7

Gzipping a tar file as whole is drop dead easy and even implemented as option inside tar. So far, so good. However, from an archiver's point of view, it would be better to tar the gzipped single files. (The rationale behind it is, that data loss is minified, if there is a single corrupt gzipped file, than if your whole tarball is corrupted due to gzip or copy errors.)

Has anyone experience with this? Are there drawbacks? Are there more solid/tested solutions for this than

find folder -exec gzip '{}' \;
tar cf folder.tar folder
Boldewyn
  • 4,328
  • 5
  • 38
  • 52

4 Answers4

11

The key disadvantage is reduce compression, especially if your archive will contain many small files.

You might be better off compressing the data the usual way (or if you have CPU cycles to spare, the slower but more space efficient 7zip) then wrapping the result in a parity based fault-tolerant format such as http://en.wikipedia.org/wiki/Parchive. This will give you much greater potential for complete recovery after data corruption due to media failure or problems in transit over the network, possibly while not compromising too much on the size of the resulting archives.

David Spillett
  • 23,420
  • 1
  • 49
  • 69
  • Dang, beat me to it! +1 As modern compressors + forward error correction = better protected and most likely still smaller overall files than either way of using Tar + gzip. More info at http://www.par2.net – Mokubai May 19 '10 at 20:51
  • This really is the proper way to do things! `tar` create a big container for everything, `gzip` removes useless redundancy in the container, `par` adds back some redundancy but in a uniform and carefully-designed way. (I never used `par` before but I know the principle.) – user39559 Sep 09 '10 at 10:03
  • Compressing each file may be a big waste.
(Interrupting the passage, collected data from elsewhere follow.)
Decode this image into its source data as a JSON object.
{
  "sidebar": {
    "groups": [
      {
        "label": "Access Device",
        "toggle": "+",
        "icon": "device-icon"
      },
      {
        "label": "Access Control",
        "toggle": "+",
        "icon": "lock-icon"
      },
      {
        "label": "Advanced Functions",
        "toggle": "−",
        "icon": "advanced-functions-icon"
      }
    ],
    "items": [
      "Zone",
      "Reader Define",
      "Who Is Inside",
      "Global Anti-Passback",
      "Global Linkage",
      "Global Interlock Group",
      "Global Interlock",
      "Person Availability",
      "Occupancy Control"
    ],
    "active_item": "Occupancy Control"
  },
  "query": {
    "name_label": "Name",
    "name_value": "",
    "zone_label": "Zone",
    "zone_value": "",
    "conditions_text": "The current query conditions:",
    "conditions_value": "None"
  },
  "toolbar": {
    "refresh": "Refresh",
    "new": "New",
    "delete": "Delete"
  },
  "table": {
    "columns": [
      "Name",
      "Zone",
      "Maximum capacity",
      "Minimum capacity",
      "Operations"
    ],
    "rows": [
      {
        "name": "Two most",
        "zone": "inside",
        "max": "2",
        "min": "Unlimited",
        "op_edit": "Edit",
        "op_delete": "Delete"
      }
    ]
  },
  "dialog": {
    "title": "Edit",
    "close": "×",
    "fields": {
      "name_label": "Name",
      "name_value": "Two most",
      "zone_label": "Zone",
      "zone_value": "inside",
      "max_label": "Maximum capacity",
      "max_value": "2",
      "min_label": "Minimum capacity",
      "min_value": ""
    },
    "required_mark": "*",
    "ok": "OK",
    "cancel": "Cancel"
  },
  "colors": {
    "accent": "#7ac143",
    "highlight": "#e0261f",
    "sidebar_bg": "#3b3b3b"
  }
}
It's like you break gzip when it was just starting to have effect, and you start it over for the next file. In an extreme test case, 100 replicas of a random (maximal-entropy) file will have compression factor smaller than 1 with gzip+tar but can have compress factor close to 100 with tar+gzip. – user39559 Sep 09 '10 at 10:04
4

If you're going to do it this way, then use the tried-and-true method:

zip -r folder.zip folder
Ignacio Vazquez-Abrams
  • 111,361
  • 10
  • 201
  • 247
  • I'm not sure, but is this not the same as .tar.gz? In other words, does zip compress the single files and add them in a simple concatenating way? My experiences with corrupted ZIP files so far were, that zip completely denies handling the archive (i.e., the same as a corrupt .tar.gz archive). – Boldewyn May 19 '10 at 20:40
  • @boldewyn: yes, thats how zip works. it is a container format (a bit like tar), where you can specify "storage" methods for the elements. either compress ("deflate") or just "store". – akira May 20 '10 at 06:31
0

Why not just toss the --verify (or -W) flag at tar? This will verify that the contents match the source.

Jack M.
  • 3,463
  • 2
  • 24
  • 23
  • ...and doesn't work with the `-z` or `-j` flag. Also, the verification *during* archiving doesn't help against corruption afterwards, e.g., a not noticed bit flip while copying to the backup device. – Boldewyn May 20 '10 at 07:19
0

What do you want to backup? If permission doesn't matter (e.g. not system files), I'd go with 7zip. Provides much better performace (multi-core/cpu) with much better compression.

Apache
  • 15,981
  • 25
  • 100
  • 152